Starcom will take over four Australian households and transform them into connected smart homes of the future, in a groundbreaking research project designed to uncover how smart technology will change consumer behaviour, and the commercial opportunity for brands.
On announcing The Future of Connected Living research project, Starcom CEO, Toby Barbour (feature image) said: “We’re experiencing a fundamental shift in connectivity, with consumers embracing voice technology at a rapid pace.
“When it comes to the use of voice technology in homes, we’re already seeing significant changes in human behaviour with the arrival of smart speakers and voice assistants in over one million Australian households.
“But so far businesses have largely focused on the technology, which only tells part of the story. To fully realise the opportunity, our thinking needs to be human centred.
“As the Human Experience Company, we believe the best way to understand people is to observe and engage with them in real-life situations. So we’ve created four fully-connected smart homes, and in conjunction with our brand partners, we’ll be studying technology through the experience of real people.”
The project is being led by Starcom’s national dead of futures & product, Graeme Wood; along with research agency partner, The Practice Insights.
Collaborating brand partners include Visa and Seven West Media, with Samsung also participating. The brands will guide the direction of the research and draw on their global knowledge and expertise to provide additional insight into the study.
Seven West Media chief revenue officer Kurt Burnette said: “Seven West Media is excited to be partnering with Starcom in this groundbreaking research.
“Understanding the connected home is quite clearly an important factor in making informed decisions in the modern marketing mix.
“More importantly is understanding the behaviour of the people in that connected home.
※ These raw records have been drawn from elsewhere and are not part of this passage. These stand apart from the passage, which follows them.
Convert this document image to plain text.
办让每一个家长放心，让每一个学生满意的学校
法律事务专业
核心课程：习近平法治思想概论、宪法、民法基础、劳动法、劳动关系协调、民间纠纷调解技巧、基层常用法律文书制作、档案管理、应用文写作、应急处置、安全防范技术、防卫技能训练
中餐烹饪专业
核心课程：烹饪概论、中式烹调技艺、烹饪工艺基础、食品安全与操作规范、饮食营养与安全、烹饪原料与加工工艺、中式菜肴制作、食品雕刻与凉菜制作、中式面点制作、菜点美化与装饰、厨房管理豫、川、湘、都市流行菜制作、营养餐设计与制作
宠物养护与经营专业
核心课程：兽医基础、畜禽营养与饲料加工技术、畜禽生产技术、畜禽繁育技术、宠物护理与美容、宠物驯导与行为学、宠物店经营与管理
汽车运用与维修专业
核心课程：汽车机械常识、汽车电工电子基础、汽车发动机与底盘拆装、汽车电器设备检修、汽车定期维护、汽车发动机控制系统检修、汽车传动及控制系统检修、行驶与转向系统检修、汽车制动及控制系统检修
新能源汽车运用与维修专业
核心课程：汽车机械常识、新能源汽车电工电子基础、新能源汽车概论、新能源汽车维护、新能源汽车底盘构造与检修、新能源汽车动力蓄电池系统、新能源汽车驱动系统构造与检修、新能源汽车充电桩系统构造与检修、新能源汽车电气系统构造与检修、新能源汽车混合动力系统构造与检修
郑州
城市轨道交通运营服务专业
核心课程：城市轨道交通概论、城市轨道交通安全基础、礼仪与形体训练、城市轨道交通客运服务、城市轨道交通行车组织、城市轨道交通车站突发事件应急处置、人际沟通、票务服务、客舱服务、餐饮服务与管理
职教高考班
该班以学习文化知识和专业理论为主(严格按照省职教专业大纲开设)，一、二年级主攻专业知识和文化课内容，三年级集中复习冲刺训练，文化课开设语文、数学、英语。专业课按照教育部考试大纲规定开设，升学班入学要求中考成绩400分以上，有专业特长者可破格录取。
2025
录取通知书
Like Starcom and its other collaborating partners, we are driven to better understand those behaviours to better communicate our content and our messages in the most effective way.”
The four households, based in the greater Sydney area have been chosen to reflect the complexity of Australian family life.
As part of the initial stage of the 12-month project, these ‘natural labs’ will be observed over a four-week period between March to April, with observations recorded via a mix of filmed video diaries by the households, filmed observation, and show-and-tell interviews.
Wood said: “We will bring to life what the future of family living will look like and provide an ongoing ethnographic study of human, lived experiences.
“Research outcomes will include gaining a deeper understanding of how and why consumer behaviour is changed by the experience of living in a smart home; and provide practical knowledge relevant to brand experience, product, service, content and commercial development.
“With forecasts that 43 per cent of Australian homes will be smart-technology enabled by 2023, and UK/US voice commerce expected to grow from $2bn to $40bn by 2022, the opportunities for brands are enormous.”
Australian Association of National Advertisers CEO John Broome added: “Marketers are always interested in how consumers react and change their behaviours in response to new technology. Emerging developments in connected home technology will be very interesting, and Starcom’s study will give us a perspective on what is to come.
“As new behaviours emerge, they will present new opportunities and challenges, particularly as existing behaviours potentially disappear. Savvy marketers will want to be in front of these changes before they happen.”